León XIV no deja de sorprender al mundo. En casi dos meses desde que asumió el trono pontificio, ha desplegado un inusitado activismo mediático, en especial en redes sociales, a favor de la paz y la solución de conflictos como los de Gaza y Ucrania. Este ímpetu en la comunicación social deja ver su entusiasmo inicial por el desempeño de un cargo que, después de seis meses, deja de ser novedad para la gente, según se ha dicho siempre en los pasillos del palacio apostólico. Como sea, el religioso agustino está imprimiendo sello propio a su gestión, en momentos de grave polarización de las relaciones internacionales.

Sus constantes llamadas de atención a favor de la distensión y la diplomacia tienen como antecedente la encícilica Pacem In Terris (1963) de San Juan XXIII y, por supuesto, el trabajo político que realizó el controvertido Juan Pablo II en la coyuntura de la caída del Muro de Berlín. El novel papa también abreva de su antecesor Francisco, quien fuera activo promotor de una narrativa de denuncia de la injusticia social, la migración y la protección del medio ambiente. No obstante, estas similitudes engañan porque sus respectivos reinados ocurren en mundos diferentes. Al argentino le tocó gobernar la Iglesia en una coyuntura de debilitamiento galopante del neoliberalismo y de incredulidad en las Naciones Unidas. Al estadounidense le corresponde actuar cuando ese debilitamiento toca un punto extremo y amenaza con sucumbir al orden o desorden emergente, donde la política del poder impone y no conoce de razones.
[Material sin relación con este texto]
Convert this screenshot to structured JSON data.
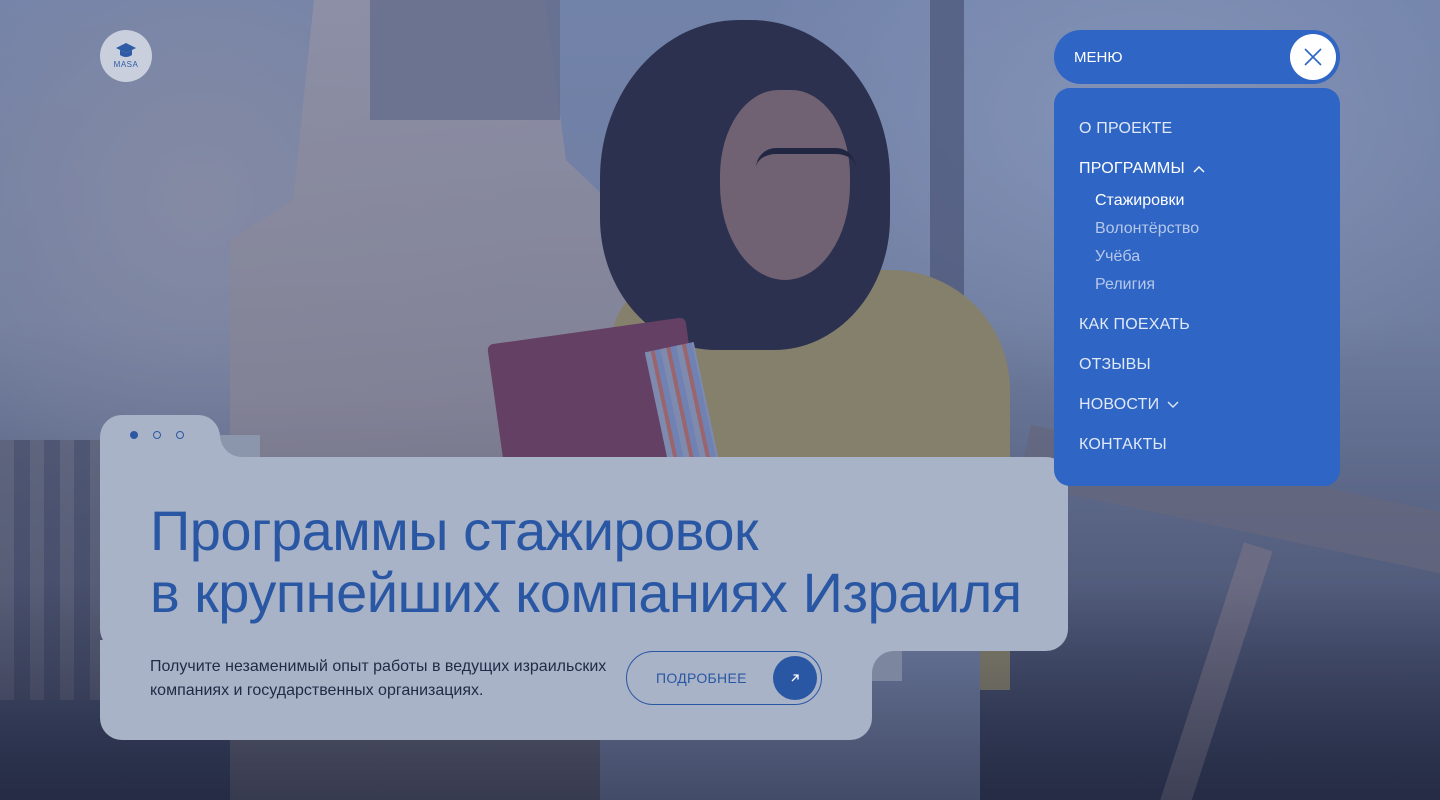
{
  "logo": {
    "text": "MASA"
  },
  "hero": {
    "title_line1": "Программы стажировок",
    "title_line2": "в крупнейших компаниях Израиля",
    "description": "Получите незаменимый опыт работы в ведущих израильских компаниях и государственных организациях.",
    "more_label": "ПОДРОБНЕЕ",
    "slides": {
      "count": 3,
      "active": 1
    }
  },
  "menu": {
    "label": "МЕНЮ",
    "items": [
      {
        "label": "О ПРОЕКТЕ"
      },
      {
        "label": "ПРОГРАММЫ",
        "expanded": true,
        "children": [
          {
            "label": "Стажировки",
            "active": true
          },
          {
            "label": "Волонтёрство"
          },
          {
            "label": "Учёба"
          },
          {
            "label": "Религия"
          }
        ]
      },
      {
        "label": "КАК ПОЕХАТЬ"
      },
      {
        "label": "ОТЗЫВЫ"
      },
      {
        "label": "НОВОСТИ",
        "expanded": false
      },
      {
        "label": "КОНТАКТЫ"
      }
    ]
  },
  "colors": {
    "accent": "#2f65c4",
    "title": "#2a57a4",
    "card": "#a9b3c7"
  }
}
Para el Vaticano, la diferencia es de fondo y pone sobre la mesa el histórico debate sobre el papel que está llamada a desempeñar la Santa Sede como árbitro de los conflictos, capítulo que le dio prestigio durante siglos y que, en 1919, le arrebató la Sociedad de Naciones y más tarde la ONU. Como se sabe, ambas organizaciones siempre han sido criticadas por amplios sectores de la Curia, al considerarlas modelos anglosajones y ajenas al Derecho Natural. Se trata de una actitud que parece revivir el juramento antimodernista (Motu proprio Sacrorum antistitum) establecido en 1910 por Pío X y abolido por Paulo VI en 1967. Así las cosas, no podría descartarse que el pacifismo de Robert Prevost esté animado por estos antecedentes, aunque con los matices que la época impone, es decir, por el anhelo de posicionar a la sede apostólica como el referente del deber ser de una comunidad de naciones desarreglada y temerosa de los unilateralismos. Si desde el punto de vista de la fe la Santa Sede es centro del apostolado, en la perspectiva laica de León XIV sería la detonadora de una nueva forma de solidaridad entre los pueblos, basada en las virtudes cristianas y la reinstalación de Roma como caput mundi. Quizá ello explique el nombre papal adoptado por el ex obispo de Chiclayo, Perú. En efecto, Prevost bien podría abrigar la tesis evocada por León XIII, en su encíclica Libertas (1888), de que la Iglesia no desaprueba ninguna forma de gobierno que busque el bien común. Si así fuera, la Santa Sede estaría incluso en camino de distanciarse de la democracia. La tesis es aventurada; sin embargo, los hechos sugieren que León XIV conoce la “exitosa astucia diplomática” de Maquiavelo y que no descarta fungir como custodio de la paz del mundo (adsumus custodes paci).

El autor es doctor en Ciencias Políticas e internacionalista.